A diagram of the three constants (G, c, and ℏ) that make up the Planck length. The first two are fundamental to GR. The second two to QFT. Proposing Carrollian Quantum Gravity (CQG) as the theory for G and ℏ. Limits as the constants go to 0 and ∞ are shown for each theory with arrows perpendicular to the long side of the oval. SR = special relativity. Newton = Newtonian mechanics with gravity. NRQM = Non relativistic quantum mechanics. Theory limit labels in bold represent well-established physical theories. The italicized limit labels have different levels of utility. This diagram is an alternate take on the Bronstein cube.

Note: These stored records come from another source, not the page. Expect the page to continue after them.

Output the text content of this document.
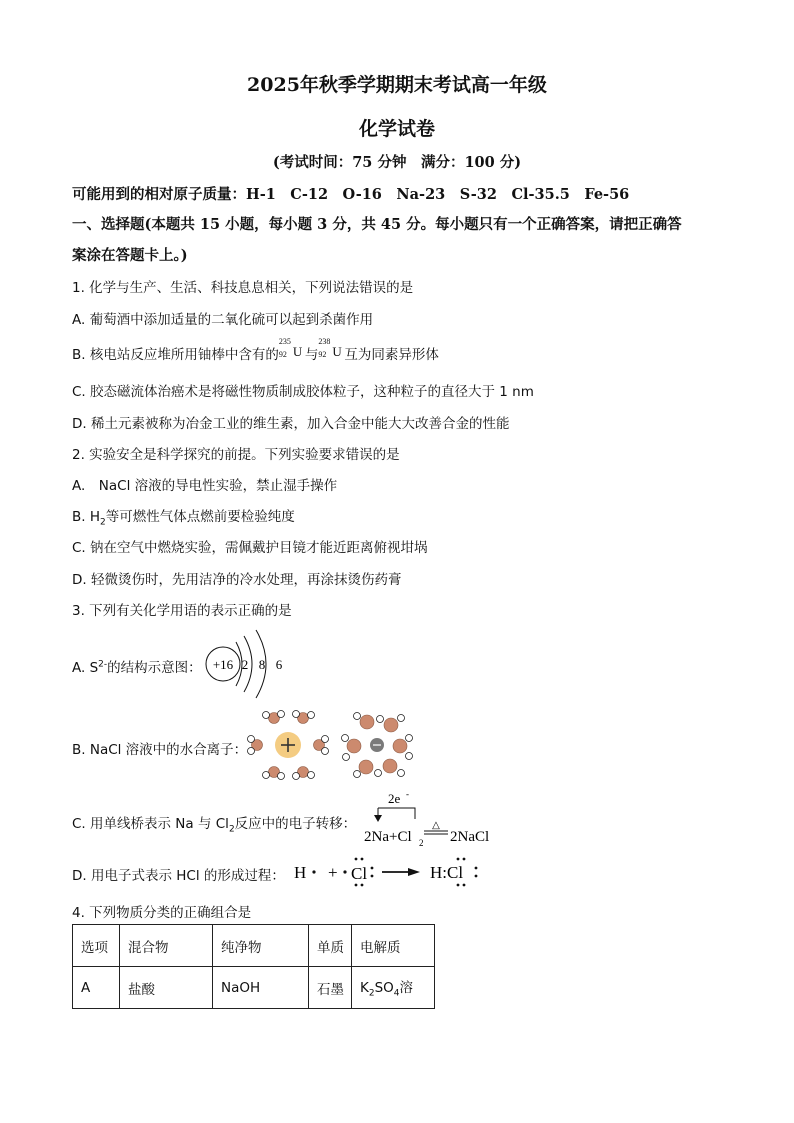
2025年秋季学期期末考试高一年级
化学试卷
(考试时间：75 分钟　满分：100 分)
可能用到的相对原子质量：H-1　C-12　O-16　Na-23　S-32　Cl-35.5　Fe-56
一、选择题(本题共 15 小题，每小题 3 分，共 45 分。每小题只有一个正确答案，请把正确答
案涂在答题卡上。)
1. 化学与生产、生活、科技息息相关，下列说法错误的是
A. 葡萄酒中添加适量的二氧化硫可以起到杀菌作用
B. 核电站反应堆所用铀棒中含有的
235
92 U 与
238
92 U 互为同素异形体
C. 胶态磁流体治癌术是将磁性物质制成胶体粒子，这种粒子的直径大于 1 nm
D. 稀土元素被称为冶金工业的维生素，加入合金中能大大改善合金的性能
2. 实验安全是科学探究的前提。下列实验要求错误的是
A.　NaCl 溶液的导电性实验，禁止湿手操作
B. $H_2$等可燃性气体点燃前要检验纯度
C. 钠在空气中燃烧实验，需佩戴护目镜才能近距离俯视坩埚
D. 轻微烫伤时，先用洁净的冷水处理，再涂抹烫伤药膏
3. 下列有关化学用语的表示正确的是
A. $S^{2-}$的结构示意图： +16 2 8 6
B. NaCl 溶液中的水合离子：
C. 用单线桥表示 Na 与 $Cl_2$反应中的电子转移：
2e -
2Na+Cl 2
△
2NaCl
D. 用电子式表示 HCl 的形成过程： H + Cl	H:Cl
4. 下列物质分类的正确组合是
选项	混合物	纯净物	单质	电解质
A	盐酸	NaOH	石墨	$K_2SO_4$溶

In my post from about a month ago I argued that you can’t just willy-nilly drop the gravitational coupling constant G into quantum field theory (QFT) even “semi-classically” without it yielding the Planck length — whether it is justified or not, bidden or not. I suggested the “pick two trilemma” in the diagram above where you can select G and c (general relativity, GR) or ℏ and c (QFT) without it immediately sending you down the Planck-length-centric “quantum gravity”¹ (QG) path that has, like string theory, not led to any progress² for 50+ years³. Anyway, after the diagram I wrote:

I am not 100% sure what the theory is where you pick G and ℏ, but selecting G, c, and ℏ simultaneously could result in some serious contradictions.

Re-reading the post later, I was like “duh” — it’s Carrollian⁴ quantum gravity.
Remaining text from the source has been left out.